Virgin Radio owner sells stake in SRH to reduce debts

By Saeed Shah
Saturday 17 January 2004 01:00

A wave of consolidation in the radio industry was being predicted last night after the Kiss FM owner Emap bought a 28 per cent stake in its rival Scottish Radio Holdings for £90.5m in cash.

The move also sparked off speculation that the seller of the stake, SMG, was under financial pressure again. Debt before this deal was about £245m. Some analysts said that the deal could be the first stage in the complete break-up of SMG, which has sold its Glasgow Herald newspaper but retains Virgin Radio, two ITV licences and outdoor and cinema advertising businesses.

SMG, the former Scottish Media Group, sold the stake at £9.30 a share, having acquired it at some £15 a share or £150m in late 2000 and early 2001. City sources said that SMG put the holding up for sale only in the last three days. New rules on radio ownership, which came into effect this year, allow for significant consolidation in the sector.

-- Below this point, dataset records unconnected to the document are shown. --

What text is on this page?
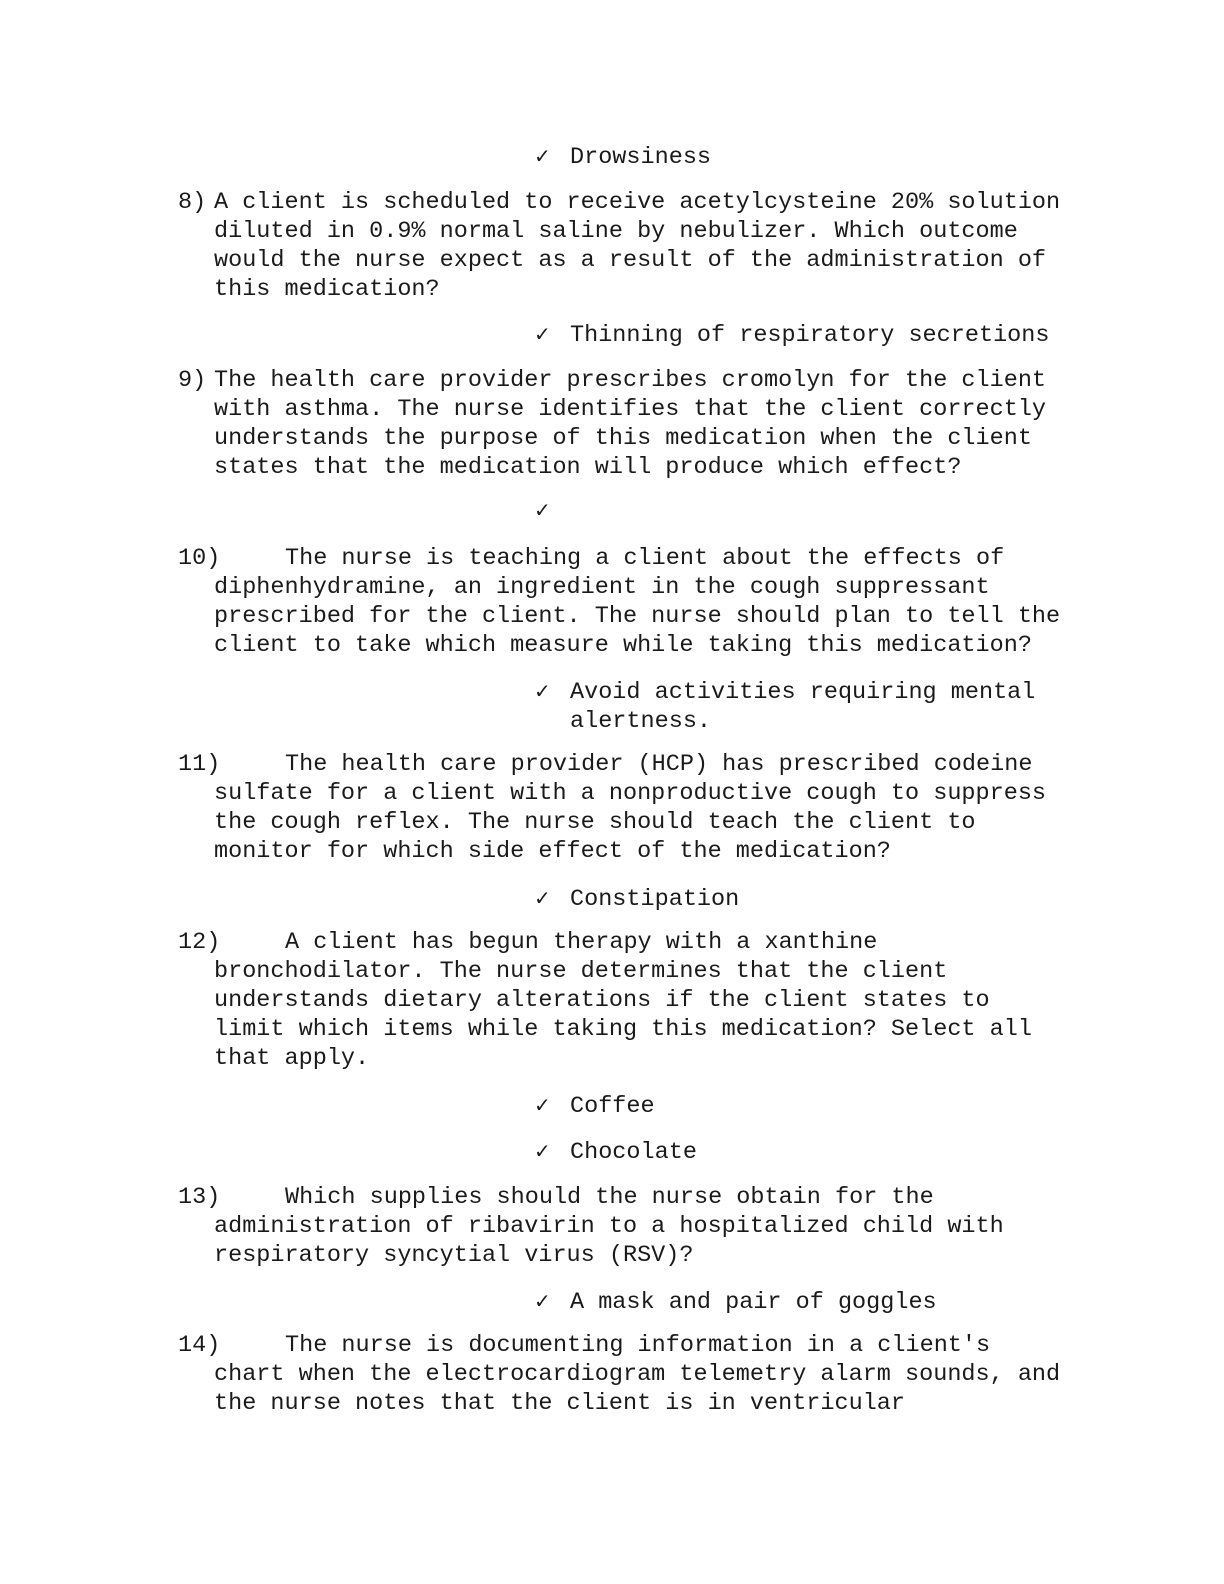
✓ Drowsiness
8) A client is scheduled to receive acetylcysteine 20% solution
diluted in 0.9% normal saline by nebulizer. Which outcome
would the nurse expect as a result of the administration of
this medication?
✓ Thinning of respiratory secretions
9) The health care provider prescribes cromolyn for the client
with asthma. The nurse identifies that the client correctly
understands the purpose of this medication when the client
states that the medication will produce which effect?
✓
10)	The nurse is teaching a client about the effects of
diphenhydramine, an ingredient in the cough suppressant
prescribed for the client. The nurse should plan to tell the
client to take which measure while taking this medication?
✓ Avoid activities requiring mental
alertness.
11)	The health care provider (HCP) has prescribed codeine
sulfate for a client with a nonproductive cough to suppress
the cough reflex. The nurse should teach the client to
monitor for which side effect of the medication?
✓ Constipation
12)	A client has begun therapy with a xanthine
bronchodilator. The nurse determines that the client
understands dietary alterations if the client states to
limit which items while taking this medication? Select all
that apply.
✓ Coffee
✓ Chocolate
13)	Which supplies should the nurse obtain for the
administration of ribavirin to a hospitalized child with
respiratory syncytial virus (RSV)?
✓ A mask and pair of goggles
14)	The nurse is documenting information in a client's
chart when the electrocardiogram telemetry alarm sounds, and
the nurse notes that the client is in ventricular
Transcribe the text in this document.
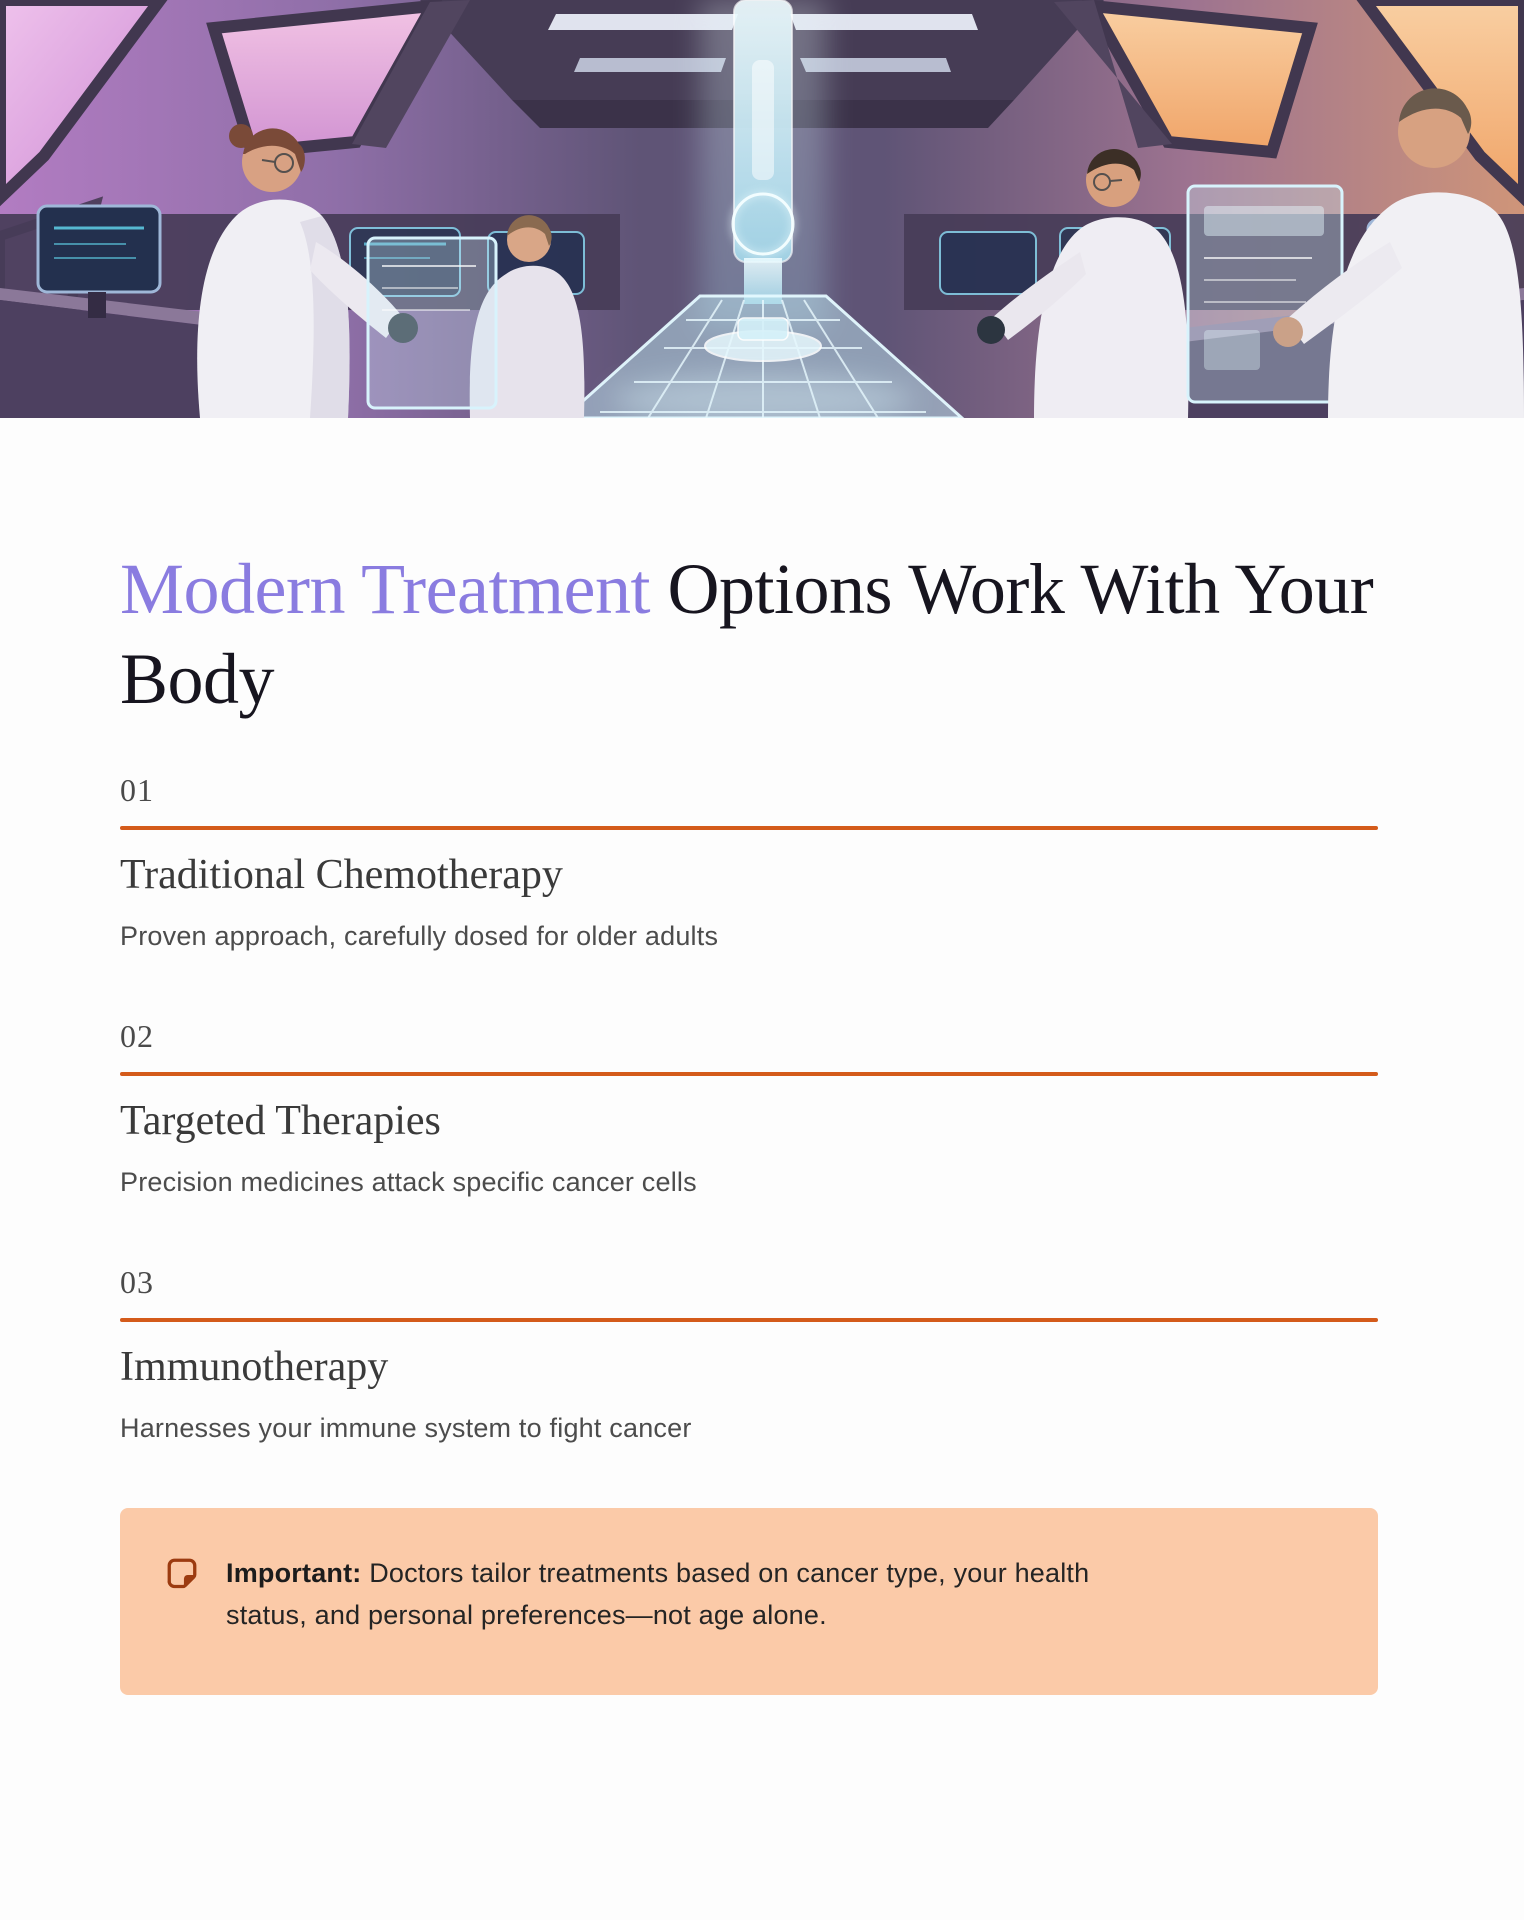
Modern Treatment Options Work With Your Body
01
Traditional Chemotherapy
Proven approach, carefully dosed for older adults
02
Targeted Therapies
Precision medicines attack specific cancer cells
03
Immunotherapy
Harnesses your immune system to fight cancer

Important: Doctors tailor treatments based on cancer type, your health status, and personal preferences—not age alone.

Gary Hughes, the finance director of Emap, said the SRH holding "was a strategic stake that may be useful in the radio consolidation game". He added: "We have no current intention to bid for SRH. [But] if we did come together in the future, it would be a pretty good fit."

SRH has "heritage" radio stations spread across the country. Emap also has many similar stations, though it also has radio interests aimed at other groups, such as youth.

Mr Hughes said the SRH deal was "completely disassociated" with the abrupt departure of Emap's radio division chief, Tim Schoonmaker, earlier this month. There has been speculation he left after disagreeing with the board on acquisition strategy, though he said he wanted to set up his own business.

SRH never welcomed the association with SMG, while SMG was frustrated at having attempts to buy the rest of the group, or even form partnerships, rebuffed. SMG said synergies had also been reduced after asset sales. SRH shares closed yesterday at £8.88.

Andrew Flanagan, SMG's chief executive, said: "'We have explored all the options for the stake and it is clearly now better for our shareholders that we sell the shareholding, reduce our debt and move on."